Shafwan berkata, “Setelah orang-orang kita gugur di Badar, tiada
lagi kebaikan yang berarti.”
Umair membenarkan, “Kau benar! Kalau bukan karena hutang saya yang
belum lunas; dan mengkhawatirkan keluaga yang menjadi tanggungan saya; niscaya
Muhammad telah saya datangi dengan kendaraan saya ini, untuk saya bunuh.”
Shafwan berkata, “Hutangmu akan saya lunasi. Dan kehidupan keluargamu
saya tanggung, bersama keluarga saya.”
Umair datang ke Madinah untuk menghadap nabi SAW.
Nabi perintah
agar Umar ‘membebaskan’ dia menghadap. Namun Umar RA, memegang tali pedang
Umair. Dan berkata, “Masuklah ke kamar untuk mengamankan nabi! Jagalah penjahat
ini!,” pada kaum Anshar.
Lalu bersabda, “Mendekatlah hai Umair! Keperluanmu apa?.”
Dia menjawab, “Saya datang untuk mengurus tawanan ini.”
Nabi perintah, “Jujurlah!.”
Dia menjawab, “Betul. Tujuan saya hanya itu.”
Tak lama kemudian, Umair berkata, “Saya bersaksi bahwa engkau
sungguh-sungguh Utusan Allah. Kesepakatan ini hanya saya dan Shafwan yang tahu.
Segala Puji bagi Allah yang telah membimbing saya pada Islam.”
Pada para sahabat, nabi perintah, “Ajarkan agama padanya! Ajari dia
bacaan Al-Qur’an! Dan ayahnya yang menjadi tawanan, lepaslah untuknya!.”
Para sahabat bergerak, untuk melepaskan Umair.
Umair berkata, “Ya Rasulallah, saya dulu sangat jahat pada kaum
Muslimiin. Betapa bahagia, jika saya diberi ijin ‘datang ke Makkah’, untuk
mengajak menyembah Allah. Dan untuk mengolok-olok agama kaum Kafir; seperti
dulu saya mengolok-olok para sahabat kau.”

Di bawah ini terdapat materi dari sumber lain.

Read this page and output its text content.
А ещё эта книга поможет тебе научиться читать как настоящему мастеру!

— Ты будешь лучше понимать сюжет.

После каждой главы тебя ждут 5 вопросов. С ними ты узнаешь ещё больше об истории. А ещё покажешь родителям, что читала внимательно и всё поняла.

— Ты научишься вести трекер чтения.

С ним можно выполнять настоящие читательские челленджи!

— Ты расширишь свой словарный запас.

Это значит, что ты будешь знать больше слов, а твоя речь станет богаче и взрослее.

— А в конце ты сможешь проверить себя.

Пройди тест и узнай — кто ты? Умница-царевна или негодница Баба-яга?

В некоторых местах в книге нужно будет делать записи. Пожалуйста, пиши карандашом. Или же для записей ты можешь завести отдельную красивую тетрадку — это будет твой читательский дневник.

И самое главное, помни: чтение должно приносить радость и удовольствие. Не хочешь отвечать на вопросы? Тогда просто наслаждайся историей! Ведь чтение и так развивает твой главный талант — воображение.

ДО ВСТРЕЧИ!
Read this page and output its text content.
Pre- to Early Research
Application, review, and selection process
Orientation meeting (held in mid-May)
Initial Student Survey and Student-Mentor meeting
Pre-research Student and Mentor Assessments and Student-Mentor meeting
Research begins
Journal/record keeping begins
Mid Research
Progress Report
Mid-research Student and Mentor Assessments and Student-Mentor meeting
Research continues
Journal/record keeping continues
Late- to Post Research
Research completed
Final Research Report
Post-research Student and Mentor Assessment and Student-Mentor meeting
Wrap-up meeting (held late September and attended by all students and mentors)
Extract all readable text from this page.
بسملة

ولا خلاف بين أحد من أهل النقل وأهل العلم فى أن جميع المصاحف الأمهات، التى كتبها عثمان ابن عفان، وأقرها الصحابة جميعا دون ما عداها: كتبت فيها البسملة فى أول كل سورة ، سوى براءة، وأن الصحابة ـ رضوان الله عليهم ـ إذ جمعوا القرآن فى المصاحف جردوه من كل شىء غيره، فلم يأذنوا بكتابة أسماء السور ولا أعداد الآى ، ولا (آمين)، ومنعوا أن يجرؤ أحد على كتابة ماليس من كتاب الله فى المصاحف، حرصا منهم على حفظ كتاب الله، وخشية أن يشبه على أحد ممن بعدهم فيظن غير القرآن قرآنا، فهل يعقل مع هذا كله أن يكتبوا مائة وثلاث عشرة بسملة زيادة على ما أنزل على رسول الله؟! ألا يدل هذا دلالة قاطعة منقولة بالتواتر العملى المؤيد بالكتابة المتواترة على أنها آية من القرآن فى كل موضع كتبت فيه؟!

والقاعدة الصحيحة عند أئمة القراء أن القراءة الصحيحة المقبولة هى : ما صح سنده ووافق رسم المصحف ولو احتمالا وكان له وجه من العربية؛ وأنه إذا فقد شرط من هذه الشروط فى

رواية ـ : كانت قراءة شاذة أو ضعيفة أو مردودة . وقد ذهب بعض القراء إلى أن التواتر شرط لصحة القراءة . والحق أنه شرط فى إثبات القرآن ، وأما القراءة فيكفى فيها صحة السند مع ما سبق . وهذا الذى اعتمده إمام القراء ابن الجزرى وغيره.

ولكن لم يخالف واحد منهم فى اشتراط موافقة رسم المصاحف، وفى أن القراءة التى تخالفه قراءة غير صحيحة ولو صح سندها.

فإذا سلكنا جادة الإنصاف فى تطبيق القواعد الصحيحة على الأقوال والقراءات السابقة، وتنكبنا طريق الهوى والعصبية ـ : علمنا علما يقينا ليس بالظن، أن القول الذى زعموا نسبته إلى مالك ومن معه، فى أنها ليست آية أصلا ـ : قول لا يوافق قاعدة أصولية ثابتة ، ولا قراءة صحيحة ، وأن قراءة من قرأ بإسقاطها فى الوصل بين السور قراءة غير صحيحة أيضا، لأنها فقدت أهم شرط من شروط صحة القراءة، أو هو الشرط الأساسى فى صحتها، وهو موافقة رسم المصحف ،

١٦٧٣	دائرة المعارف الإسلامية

Dengan bahagia, Shafwan berkata, “Berbahagialah! Tak lama lagi
akan ada kejadian besar yang akan segera mengobati sakit hati, atas kekalahan
kita di Badar.”
Ternyata tidak seperti yang diharapkan oleh Shafwan; Umair pulang
ke Makkah, untuk mengajak kaumnya, agar menyembah Allah. Kaum yang mengikuti
ajakannya, banyak sekali. Yang menentang dia, diolok-olok dengan pedas.